There are legitimate grounds for being wary of the procedure. As Paul Ernsberger, an obesity researcher at Case Western Reserve University, pointed out to me, many patients undergoing gastric bypass are in their twenties and thirties. “But is this really going to be effective and worthwhile over a forty-year span?” he asked. “No one
can say.” He was concerned about the possible long-term effects of nutritional deficiencies (for which patients are instructed to take a daily multivitamin). And he was concerned about evidence from rats that raises the possibility of an increased risk of bowel cancer.

We want progress in medicine to be clear and unequivocal, but of course it rarely is. Every new treatment has gaping unknowns—for both patients and society—and it can be hard to decide what to do about them. Perhaps a simpler, less radical operation will prove effective for obesity. Perhaps the long-sought satiety pill will be found. Nevertheless, the gastric bypass is the one thing we have now that works. Not all the questions have been answered, but there are more than a decade of studies behind it. And so we forge ahead. Hospitals everywhere are constructing obesity-surgery centers, ordering reinforced operating tables, training surgeons and staff. At the same time, everyone expects that, one day, something new and better will be discovered that will make what we’re now doing obsolete.

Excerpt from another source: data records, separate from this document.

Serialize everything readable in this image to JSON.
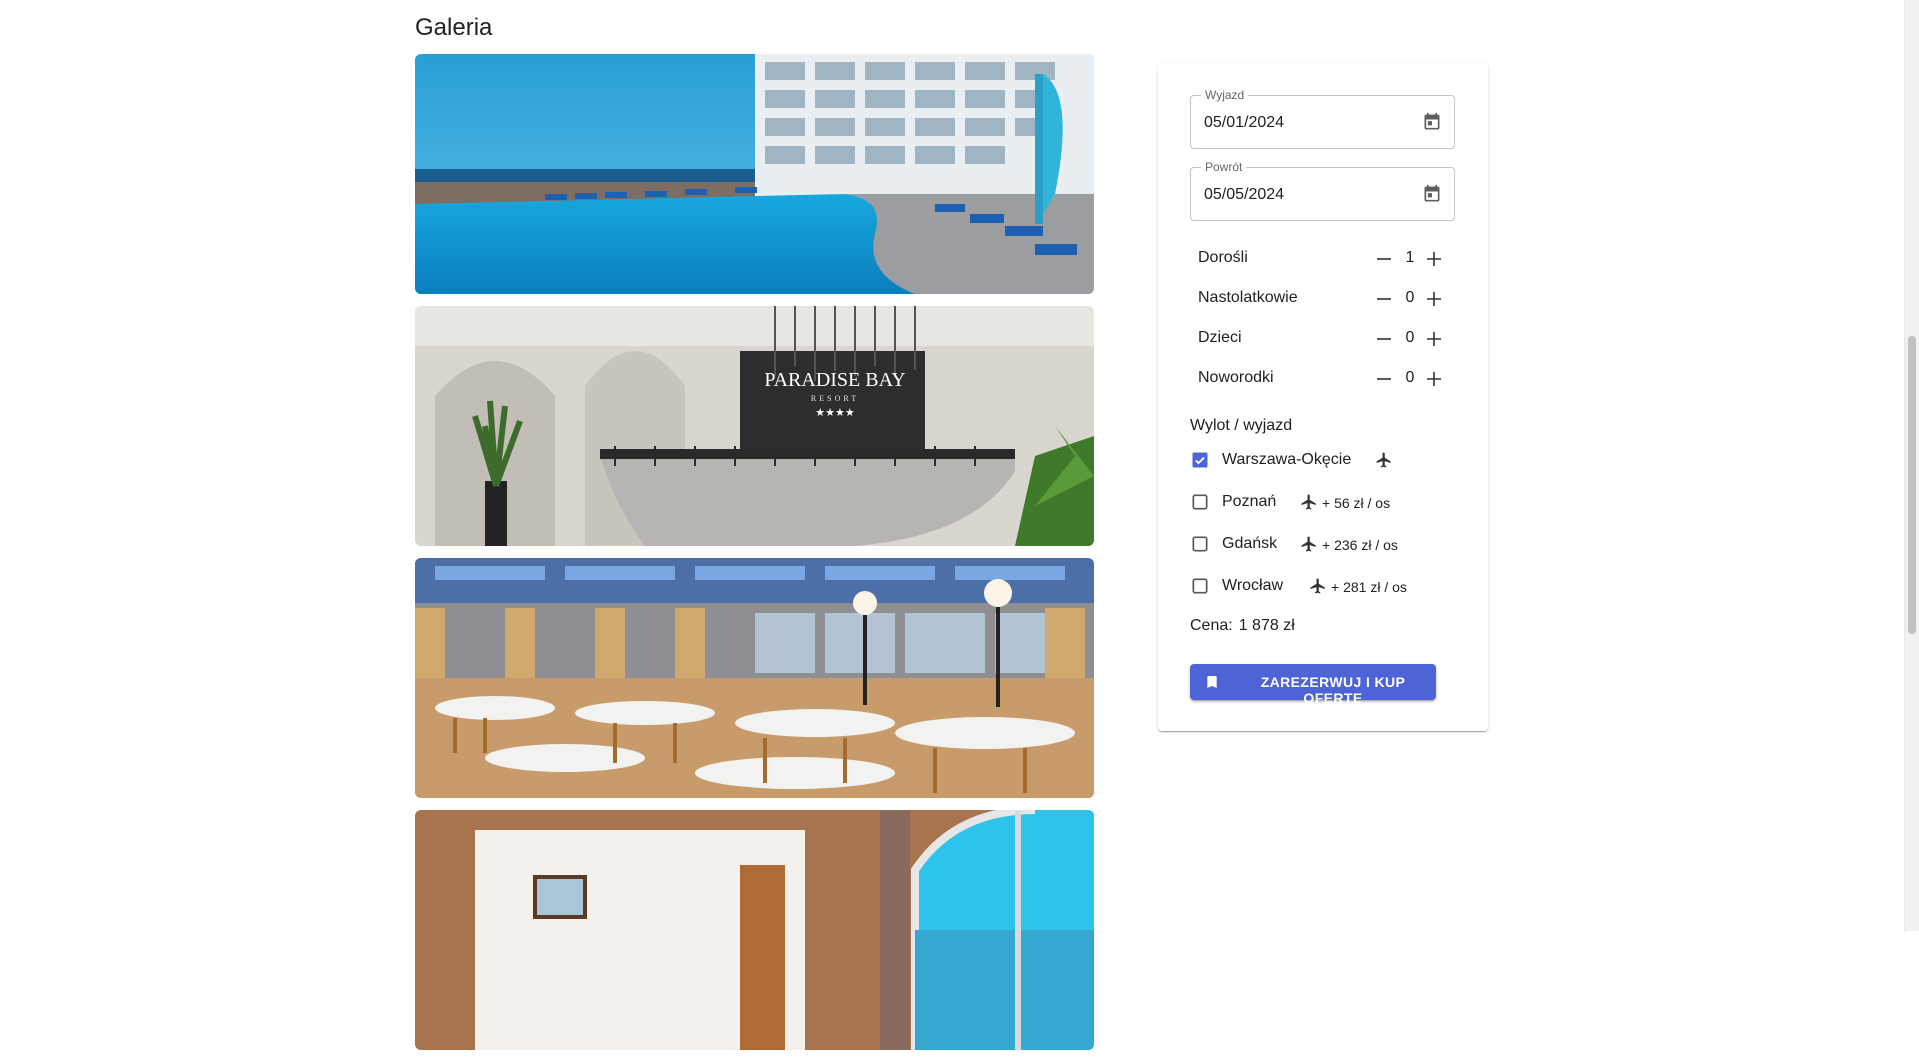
{
  "gallery": {
    "title": "Galeria",
    "photos": [
      {
        "name": "pool"
      },
      {
        "name": "reception",
        "sign_text": "PARADISE BAY",
        "sign_sub": "RESORT",
        "sign_stars": "★★★★"
      },
      {
        "name": "restaurant"
      },
      {
        "name": "room"
      }
    ]
  },
  "booking": {
    "departure": {
      "label": "Wyjazd",
      "value": "05/01/2024",
      "icon": "calendar-icon"
    },
    "return": {
      "label": "Powrót",
      "value": "05/05/2024",
      "icon": "calendar-icon"
    },
    "travellers": [
      {
        "label": "Dorośli",
        "count": "1"
      },
      {
        "label": "Nastolatkowie",
        "count": "0"
      },
      {
        "label": "Dzieci",
        "count": "0"
      },
      {
        "label": "Noworodki",
        "count": "0"
      }
    ],
    "departure_section_label": "Wylot / wyjazd",
    "airports": [
      {
        "label": "Warszawa-Okęcie",
        "checked": true,
        "extra": ""
      },
      {
        "label": "Poznań",
        "checked": false,
        "extra": "+ 56 zł / os"
      },
      {
        "label": "Gdańsk",
        "checked": false,
        "extra": "+ 236 zł / os"
      },
      {
        "label": "Wrocław",
        "checked": false,
        "extra": "+ 281 zł / os"
      }
    ],
    "price_label": "Cena:",
    "price_value": "1 878 zł",
    "book_button": "ZAREZERWUJ I KUP OFERTĘ",
    "accent_color": "#4e63d6"
  }
}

Across from me, in our booth at the grill, Vince Caselli pushed his chicken Caesar salad aside only half eaten. “No taste for it,” he said, and he told me he was grateful for that. He had no regrets about the operation. It had given him his life back, he said. But, after one more round of drinks and with the hour growing late, it was clear that he still felt uneasy.

“I had a serious problem and I had to take serious measures,” he said. “I think I had the best technology that is available at this point. But I do get concerned: Is this going to last my whole life? Someday, am I going to be right back to square one—or worse?” He fell silent for a moment, gazing into his glass. Then he looked up, his eyes clear. “Well, that’s the cards that God gave me. I can’t worry about stuff I can’t control.”

 

Part III
Uncertainty
Final Cut

Y
our patient is dead; the family is gathered. And there is one last thing that you have to ask about: the autopsy. How should you go about it? You could do it offhandedly, as if it were the most ordinary thing in the world: “Shall we do an autopsy, then?” Or you could be firm, use your Sergeant Joe Friday voice: “Unless you have strong objections, we will need to do an autopsy, ma’am.” Or you could take yourself out of it: “I am sorry, but they require me to ask, Do you want an autopsy done?”